In-text citations in Vancouver referencing use bracketed numbers. Usually, you give these in parentheses after the final punctuation in a sentence:

In her book, Maconie reviews the history of radio technology. (1)

This points the reader to an entry in the reference list.

To cite multiple sources in one place, you need to indicate a range of entries in the reference list with a hyphen or separate the numbers with commas:

This result is supported by other research. (4-6) However, some authors have disputed the methods used to gather the data. (1, 7-8)

You can also cite page numbers when quoting a source:

Afterwards, participants reported feeling ‘exhausted’. (3 p23)

In all cases, make sure that citations clearly indicate an entry in the reference list.

Reference List

Every cited source should also be added to a reference list at the end of the document. You should list sources numerically with full publication information in the order they’re cited. For a print book, this means giving:

n. Surname Initial. Title, Edition (if applicable). Place of publication: Publisher; Year.

In practice, this would look something like the following:

1. Maconie S. The history and future of radio.

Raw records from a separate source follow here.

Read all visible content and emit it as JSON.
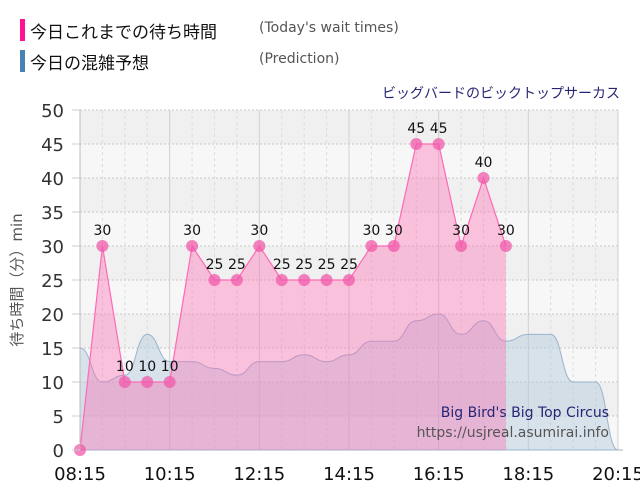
{
  "legend": {
    "today": {
      "label_jp": "今日これまでの待ち時間",
      "label_en": "(Today's wait times)",
      "color": "#ff1493"
    },
    "prediction": {
      "label_jp": "今日の混雑予想",
      "label_en": "(Prediction)",
      "color": "#4682b4"
    }
  },
  "attraction_jp": "ビッグバードのビックトップサーカス",
  "watermark": {
    "name_en": "Big Bird's Big Top Circus",
    "url": "https://usjreal.asumirai.info"
  },
  "chart_data": {
    "type": "area",
    "title": "ビッグバードのビックトップサーカス",
    "xlabel": "",
    "ylabel": "待ち時間（分）min",
    "ylim": [
      0,
      50
    ],
    "yticks": [
      0,
      5,
      10,
      15,
      20,
      25,
      30,
      35,
      40,
      45,
      50
    ],
    "xticks": [
      "08:15",
      "10:15",
      "12:15",
      "14:15",
      "16:15",
      "18:15",
      "20:15"
    ],
    "xrange": [
      "08:15",
      "20:15"
    ],
    "grid": true,
    "legend_position": "top-left",
    "series": [
      {
        "name": "今日これまでの待ち時間 (Today's wait times)",
        "color": "#ff69b4",
        "x": [
          "08:15",
          "08:45",
          "09:15",
          "09:45",
          "10:15",
          "10:45",
          "11:15",
          "11:45",
          "12:15",
          "12:45",
          "13:15",
          "13:45",
          "14:15",
          "14:45",
          "15:15",
          "15:45",
          "16:15",
          "16:45",
          "17:15",
          "17:45"
        ],
        "values": [
          0,
          30,
          10,
          10,
          10,
          30,
          25,
          25,
          30,
          25,
          25,
          25,
          25,
          30,
          30,
          45,
          45,
          30,
          40,
          30
        ]
      },
      {
        "name": "今日の混雑予想 (Prediction)",
        "color": "#a8c0d8",
        "x": [
          "08:15",
          "08:45",
          "09:15",
          "09:45",
          "10:15",
          "10:45",
          "11:15",
          "11:45",
          "12:15",
          "12:45",
          "13:15",
          "13:45",
          "14:15",
          "14:45",
          "15:15",
          "15:45",
          "16:15",
          "16:45",
          "17:15",
          "17:45",
          "18:15",
          "18:45",
          "19:15",
          "19:45",
          "20:15",
          "20:30"
        ],
        "values": [
          15,
          10,
          11,
          17,
          13,
          13,
          12,
          11,
          13,
          13,
          14,
          13,
          14,
          16,
          16,
          19,
          20,
          17,
          19,
          16,
          17,
          17,
          10,
          10,
          0,
          0
        ]
      }
    ]
  }
}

Sydney: PI Publications; 2016.

If the book has a series and volume number, these go after the year of publication.

A Note on Vancouver Referencing

Finally, there are several variations of Vancouver referencing. They all use a similar system, but they also differ in certain ways (e.g. on where to position in-text citations).

As a result, it’s vital to check your style guide when citing sources with Vancouver referencing, as your university may use a different format to the one explained here.